I have one server behind NAT router that already set up port forwarding to server port 7000(server-client talk UDP). Everything is fine, except sometime the packet that is sent to client is not from port 7000, so firewall on client side drop it.

Symmetric NAT map out-going source port to another port, when this server connect with more than one client.

I already setup port forward and think that NAT won't overwrite my rule.

Anyone has an idea ?

thanks in advance ^^ voteforpedro

  • 1
    How about telling us what firewall/NAT system you have in place? Various vendors do things differently. – Zoredache Sep 08 '09 at 06:45
  • I have Zyxel P-660H-T1 v2 as NAT/Router on server side. I found out that it uses symmetric NAT. –  Sep 08 '09 at 07:16

2 Answers2

0

Symmetric NAT is bidirectional NAT. Port forwarding processes the rulebase twice for forwarded traffic. So there are two rules performing in this kind of NAT; once on the input, and again on the output.

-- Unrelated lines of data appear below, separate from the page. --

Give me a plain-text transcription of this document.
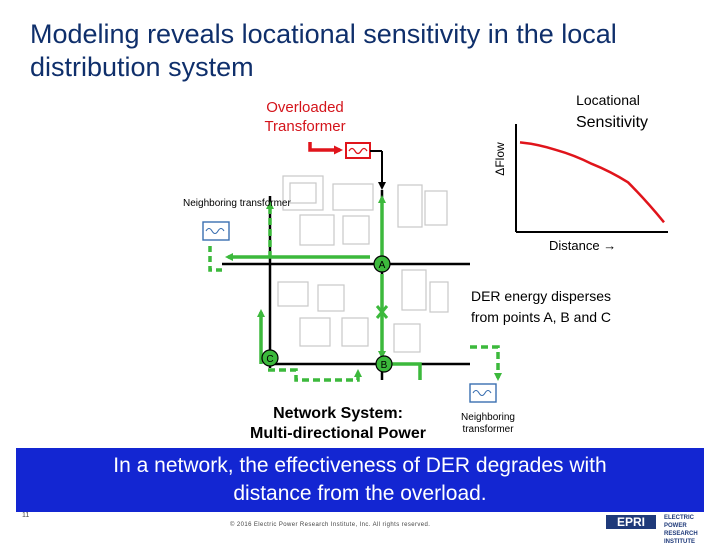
Modeling reveals locational sensitivity in the local distribution system
A
B
C
EPRI
Overloaded Transformer
Neighboring transformer
Neighboring transformer
Network System:
Multi-directional Power
DER energy disperses
from points A, B and C
Locational
Sensitivity
ΔFlow
Distance →
In a network, the effectiveness of DER degrades with
distance from the overload.
11
© 2016 Electric Power Research Institute, Inc. All rights reserved.
ELECTRIC POWER RESEARCH INSTITUTE
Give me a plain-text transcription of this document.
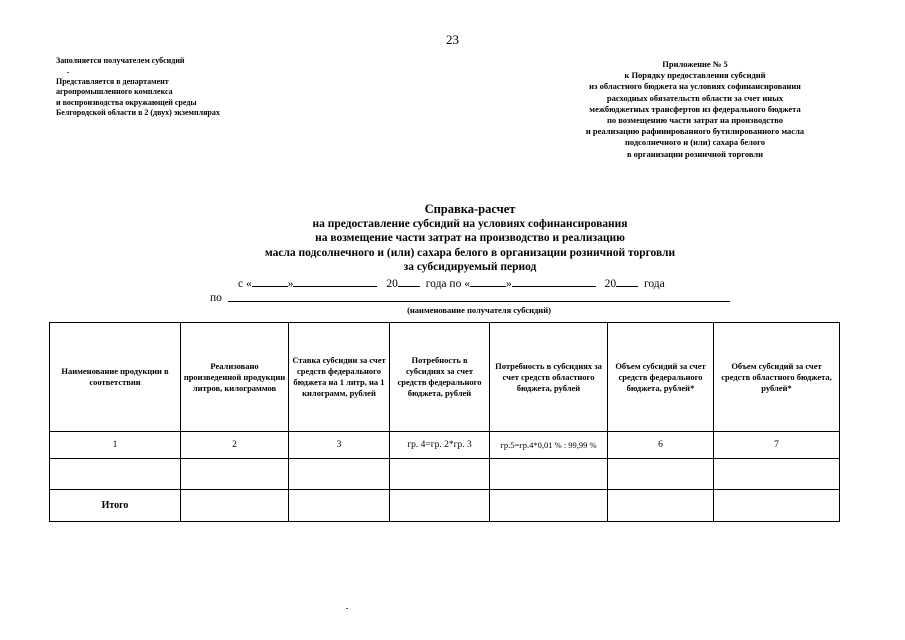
23
Заполняется получателем субсидий
Представляется в департамент
агропромышленного комплекса
и воспроизводства окружающей среды
Белгородской области в 2 (двух) экземплярах
Приложение № 5
к Порядку предоставления субсидий
из областного бюджета на условиях софинансирования
расходных обязательств области за счет иных
межбюджетных трансфертов из федерального бюджета
по возмещению части затрат на производство
и реализацию рафинированного бутилированного масла
подсолнечного и (или) сахара белого
в организации розничной торговли
Справка-расчет
на предоставление субсидий на условиях софинансирования
на возмещение части затрат на производство и реализацию
масла подсолнечного и (или) сахара белого в организации розничной торговли
за субсидируемый период
с «	»	20 года по «	»	20 года
по
(наименование получателя субсидий)
Наименование продукции в соответствии	Реализовано произведенной продукции литров, килограммов	Ставка субсидии за счет средств федерального бюджета на 1 литр, на 1 килограмм, рублей	Потребность в субсидиях за счет средств федерального бюджета, рублей	Потребность в субсидиях за счет средств областного бюджета, рублей	Объем субсидий за счет средств федерального бюджета, рублей*	Объем субсидий за счет средств областного бюджета, рублей*
1	2	3	гр. 4=гр. 2*гр. 3	гр.5=гр.4*0,01 % : 99,99 %	6	7

Итого						
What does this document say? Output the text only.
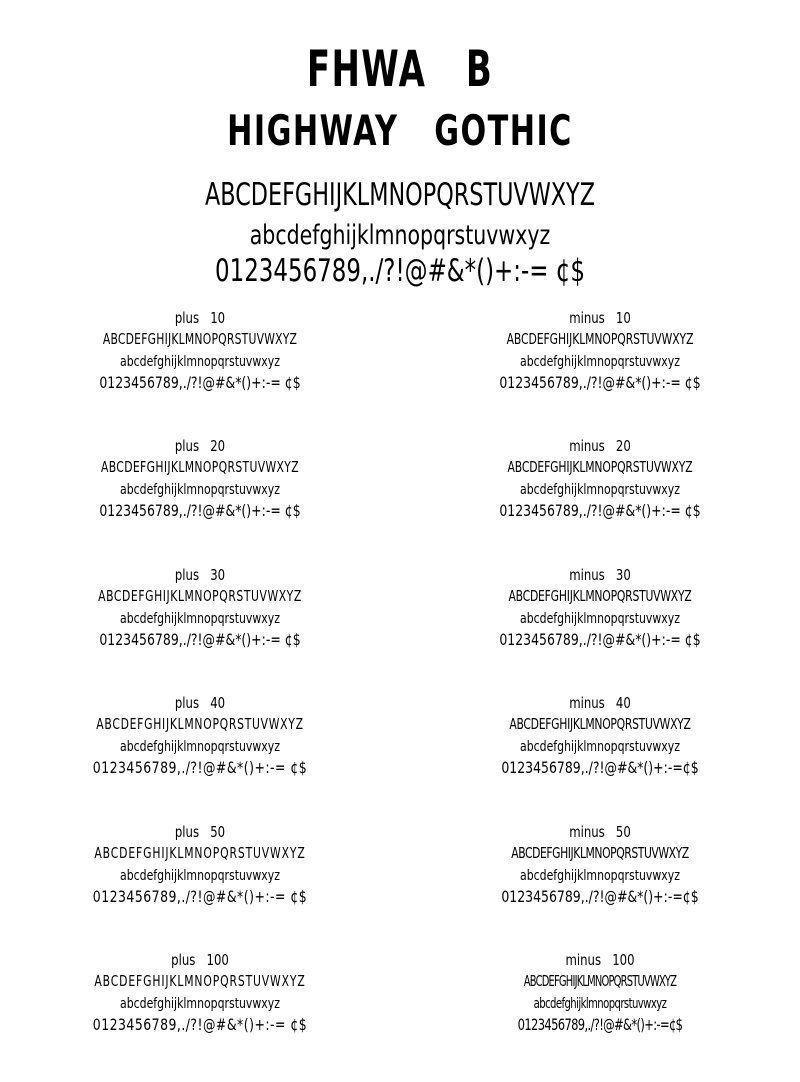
FHWA   B
HIGHWAY   GOTHIC
ABCDEFGHIJKLMNOPQRSTUVWXYZ
abcdefghijklmnopqrstuvwxyz
0123456789,./?!@#&*()+:-= ¢$
plus   10
ABCDEFGHIJKLMNOPQRSTUVWXYZ
abcdefghijklmnopqrstuvwxyz
0123456789,./?!@#&*()+:-= ¢$
plus   20
ABCDEFGHIJKLMNOPQRSTUVWXYZ
abcdefghijklmnopqrstuvwxyz
0123456789,./?!@#&*()+:-= ¢$
plus   30
ABCDEFGHIJKLMNOPQRSTUVWXYZ
abcdefghijklmnopqrstuvwxyz
0123456789,./?!@#&*()+:-= ¢$
plus   40
ABCDEFGHIJKLMNOPQRSTUVWXYZ
abcdefghijklmnopqrstuvwxyz
0123456789,./?!@#&*()+:-= ¢$
plus   50
ABCDEFGHIJKLMNOPQRSTUVWXYZ
abcdefghijklmnopqrstuvwxyz
0123456789,./?!@#&*()+:-= ¢$
plus   100
ABCDEFGHIJKLMNOPQRSTUVWXYZ
abcdefghijklmnopqrstuvwxyz
0123456789,./?!@#&*()+:-= ¢$
minus   10
ABCDEFGHIJKLMNOPQRSTUVWXYZ
abcdefghijklmnopqrstuvwxyz
0123456789,./?!@#&*()+:-= ¢$
minus   20
ABCDEFGHIJKLMNOPQRSTUVWXYZ
abcdefghijklmnopqrstuvwxyz
0123456789,./?!@#&*()+:-= ¢$
minus   30
ABCDEFGHIJKLMNOPQRSTUVWXYZ
abcdefghijklmnopqrstuvwxyz
0123456789,./?!@#&*()+:-= ¢$
minus   40
ABCDEFGHIJKLMNOPQRSTUVWXYZ
abcdefghijklmnopqrstuvwxyz
0123456789,./?!@#&*()+:-=¢$
minus   50
ABCDEFGHIJKLMNOPQRSTUVWXYZ
abcdefghijklmnopqrstuvwxyz
0123456789,./?!@#&*()+:-=¢$
minus   100
ABCDEFGHIJKLMNOPQRSTUVWXYZ
abcdefghijklmnopqrstuvwxyz
0123456789,./?!@#&*()+:-=¢$
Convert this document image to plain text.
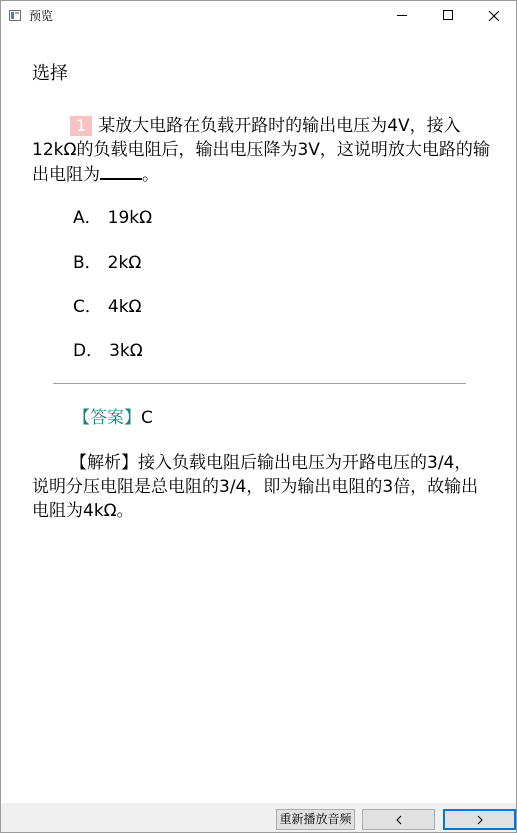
预览
选择
1 某放大电路在负载开路时的输出电压为4V，接入12kΩ的负载电阻后，输出电压降为3V，这说明放大电路的输出电阻为 。
A． 19kΩ
B． 2kΩ
C． 4kΩ
D． 3kΩ
【答案】C
【解析】接入负载电阻后输出电压为开路电压的3/4，说明分压电阻是总电阻的3/4，即为输出电阻的3倍，故输出电阻为4kΩ。
重新播放音频
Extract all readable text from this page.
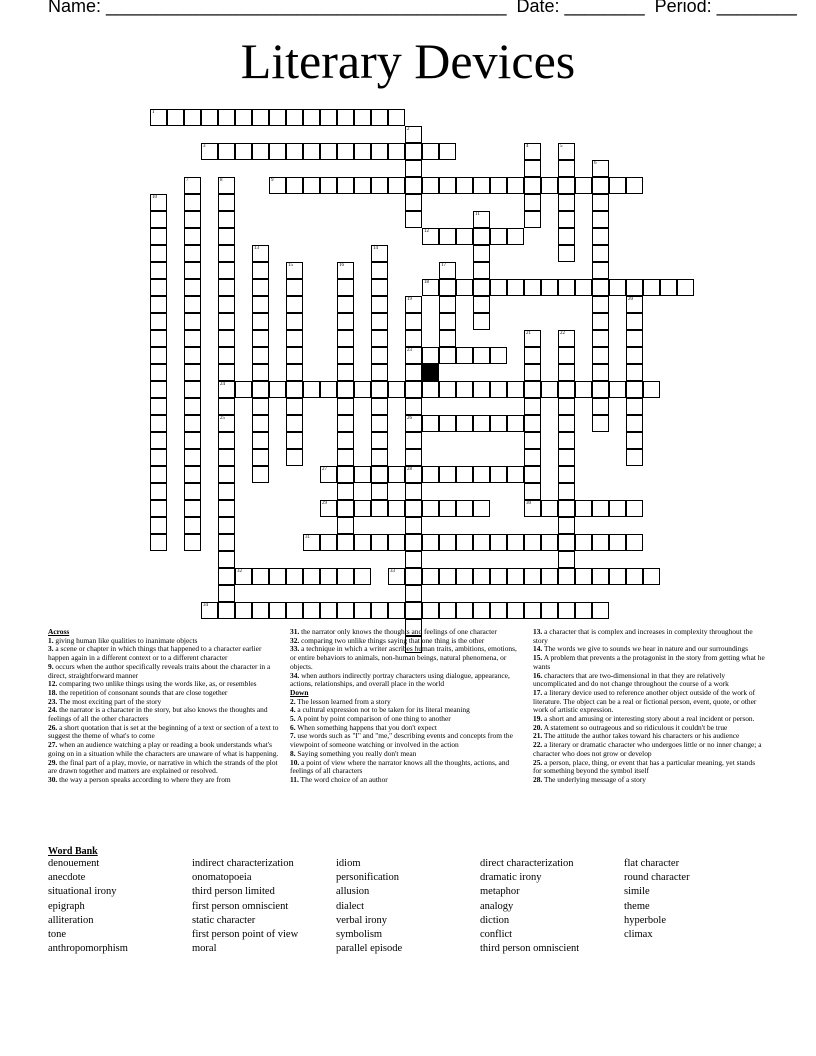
Name: ________________________________________ Date: ________ Period: ________
Literary Devices
1
2
3	4	5
6
7	8	9
10
11
12
13	14
15	16	17
18
19	20
21	22
23
24
25	26
27	28
29	30
31
32	33
34
Across
1. giving human like qualities to inanimate objects
3. a scene or chapter in which things that happened to a character earlier happen again in a different context or to a different character
9. occurs when the author specifically reveals traits about the character in a direct, straightforward manner
12. comparing two unlike things using the words like, as, or resembles
18. the repetition of consonant sounds that are close together
23. The most exciting part of the story
24. the narrator is a character in the story, but also knows the thoughts and feelings of all the other characters
26. a short quotation that is set at the beginning of a text or section of a text to suggest the theme of what's to come
27. when an audience watching a play or reading a book understands what's going on in a situation while the characters are unaware of what is happening.
29. the final part of a play, movie, or narrative in which the strands of the plot are drawn together and matters are explained or resolved.
30. the way a person speaks according to where they are from
31. the narrator only knows the thoughts and feelings of one character
32. comparing two unlike things saying that one thing is the other
33. a technique in which a writer ascribes human traits, ambitions, emotions, or entire behaviors to animals, non-human beings, natural phenomena, or objects.
34. when authors indirectly portray characters using dialogue, appearance, actions, relationships, and overall place in the world
Down
2. The lesson learned from a story
4. a cultural expression not to be taken for its literal meaning
5. A point by point comparison of one thing to another
6. When something happens that you don't expect
7. use words such as "I" and "me," describing events and concepts from the viewpoint of someone watching or involved in the action
8. Saying something you really don't mean
10. a point of view where the narrator knows all the thoughts, actions, and feelings of all characters
11. The word choice of an author
13. a character that is complex and increases in complexity throughout the story
14. The words we give to sounds we hear in nature and our surroundings
15. A problem that prevents a the protagonist in the story from getting what he wants
16. characters that are two-dimensional in that they are relatively uncomplicated and do not change throughout the course of a work
17. a literary device used to reference another object outside of the work of literature. The object can be a real or fictional person, event, quote, or other work of artistic expression.
19. a short and amusing or interesting story about a real incident or person.
20. A statement so outrageous and so ridiculous it couldn't be true
21. The attitude the author takes toward his characters or his audience
22. a literary or dramatic character who undergoes little or no inner change; a character who does not grow or develop
25. a person, place, thing, or event that has a particular meaning, yet stands for something beyond the symbol itself
28. The underlying message of a story
Word Bank
denouement	indirect characterization	idiom	direct characterization	flat character
anecdote	onomatopoeia	personification	dramatic irony	round character
situational irony	third person limited	allusion	metaphor	simile
epigraph	first person omniscient	dialect	analogy	theme
alliteration	static character	verbal irony	diction	hyperbole
tone	first person point of view	symbolism	conflict	climax
anthropomorphism	moral	parallel episode	third person omniscient
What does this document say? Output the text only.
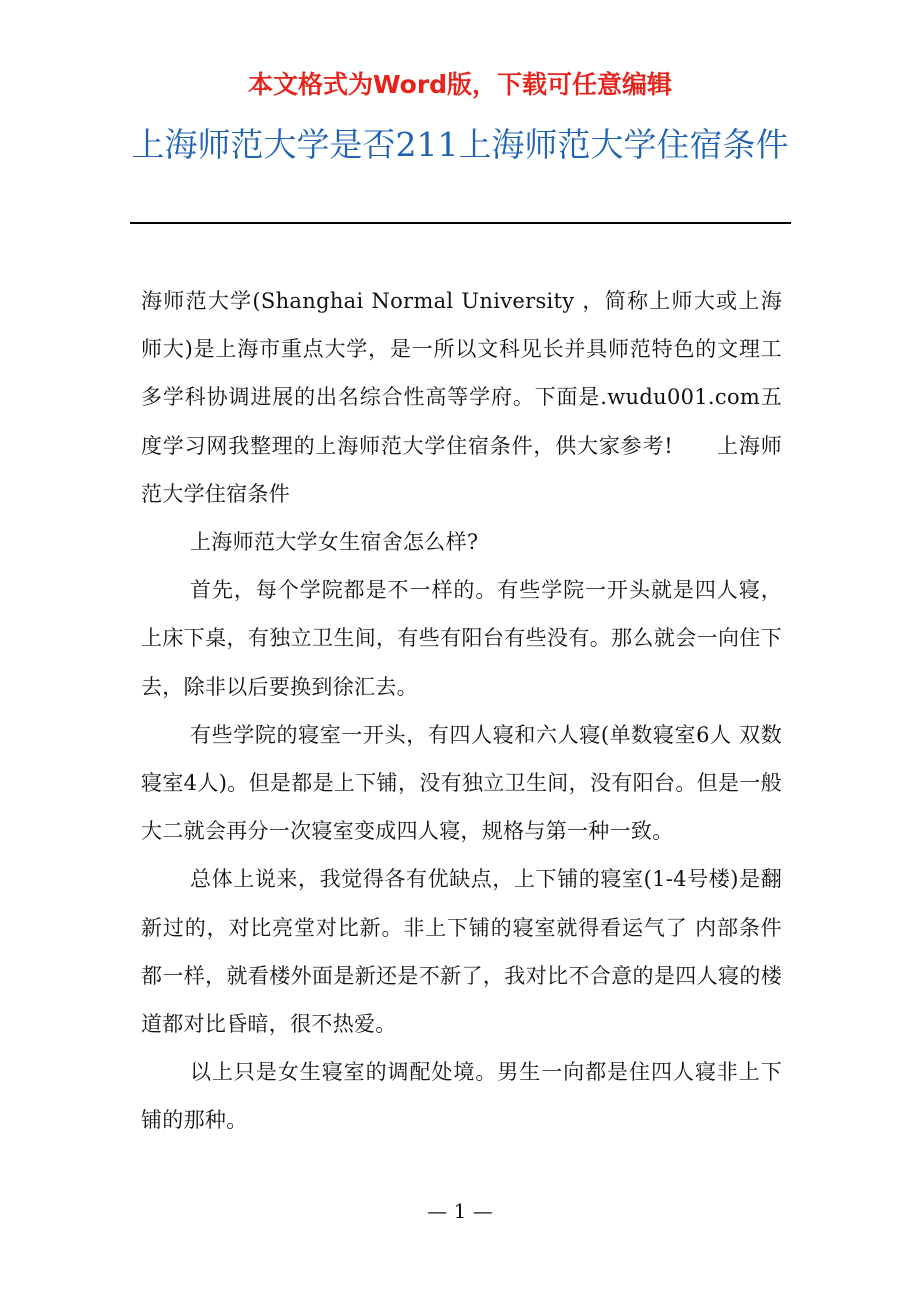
本文格式为Word版，下载可任意编辑
上海师范大学是否211上海师范大学住宿条件

海师范大学(Shanghai Normal University ，简称上师大或上海师大)是上海市重点大学，是一所以文科见长并具师范特色的文理工多学科协调进展的出名综合性高等学府。下面是.wudu001.com五度学习网我整理的上海师范大学住宿条件，供大家参考!　　上海师范大学住宿条件

上海师范大学女生宿舍怎么样?

首先，每个学院都是不一样的。有些学院一开头就是四人寝，上床下桌，有独立卫生间，有些有阳台有些没有。那么就会一向住下去，除非以后要换到徐汇去。

有些学院的寝室一开头，有四人寝和六人寝(单数寝室6人 双数寝室4人)。但是都是上下铺，没有独立卫生间，没有阳台。但是一般大二就会再分一次寝室变成四人寝，规格与第一种一致。

总体上说来，我觉得各有优缺点，上下铺的寝室(1-4号楼)是翻新过的，对比亮堂对比新。非上下铺的寝室就得看运气了 内部条件都一样，就看楼外面是新还是不新了，我对比不合意的是四人寝的楼道都对比昏暗，很不热爱。

以上只是女生寝室的调配处境。男生一向都是住四人寝非上下铺的那种。

— 1 —
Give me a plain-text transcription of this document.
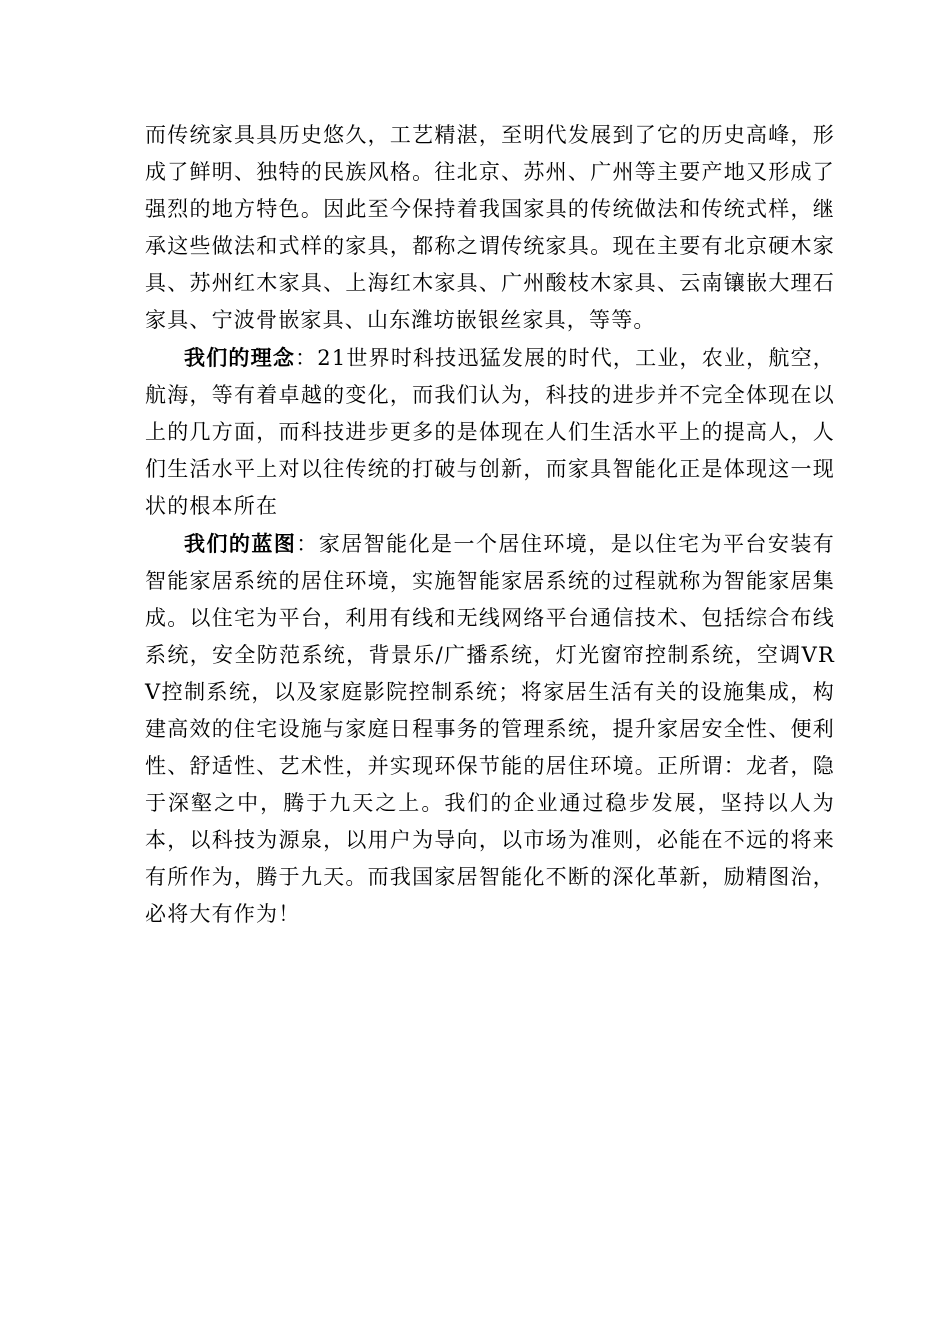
而传统家具具历史悠久，工艺精湛，至明代发展到了它的历史高峰，形成了鲜明、独特的民族风格。往北京、苏州、广州等主要产地又形成了强烈的地方特色。因此至今保持着我国家具的传统做法和传统式样，继承这些做法和式样的家具，都称之谓传统家具。现在主要有北京硬木家具、苏州红木家具、上海红木家具、广州酸枝木家具、云南镶嵌大理石家具、宁波骨嵌家具、山东潍坊嵌银丝家具，等等。

我们的理念：21世界时科技迅猛发展的时代，工业，农业，航空，航海，等有着卓越的变化，而我们认为，科技的进步并不完全体现在以上的几方面，而科技进步更多的是体现在人们生活水平上的提高人，人们生活水平上对以往传统的打破与创新，而家具智能化正是体现这一现状的根本所在

我们的蓝图：家居智能化是一个居住环境，是以住宅为平台安装有智能家居系统的居住环境，实施智能家居系统的过程就称为智能家居集成。以住宅为平台，利用有线和无线网络平台通信技术、包括综合布线系统，安全防范系统，背景乐/广播系统，灯光窗帘控制系统，空调VRV控制系统，以及家庭影院控制系统；将家居生活有关的设施集成，构建高效的住宅设施与家庭日程事务的管理系统，提升家居安全性、便利性、舒适性、艺术性，并实现环保节能的居住环境。正所谓：龙者，隐于深壑之中，腾于九天之上。我们的企业通过稳步发展，坚持以人为本，以科技为源泉，以用户为导向，以市场为准则，必能在不远的将来有所作为，腾于九天。而我国家居智能化不断的深化革新，励精图治，必将大有作为！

  • In my case, I use Zyxel P-660H-T1 v2 as NAT router. In its web-ui configuration page, NAT setup page doesn't let me choose input/output rules, so I think It's input rules. The question is, how can I set up output rule for this system ? Or I have to use the console to setup this( That is not good for my customer ,quite complicated). –  Sep 08 '09 at 07:22
0

Finally, I found what cause this problem. I use zyxel router. And I think it's Zyxel's bug.

Sometime zyxel map outgoing port to another that isn't 7000. This behavior isn't found in my tested routers such as huaweii. Updating firmware cannot fix this. I hope zyxel team fix this bug soon.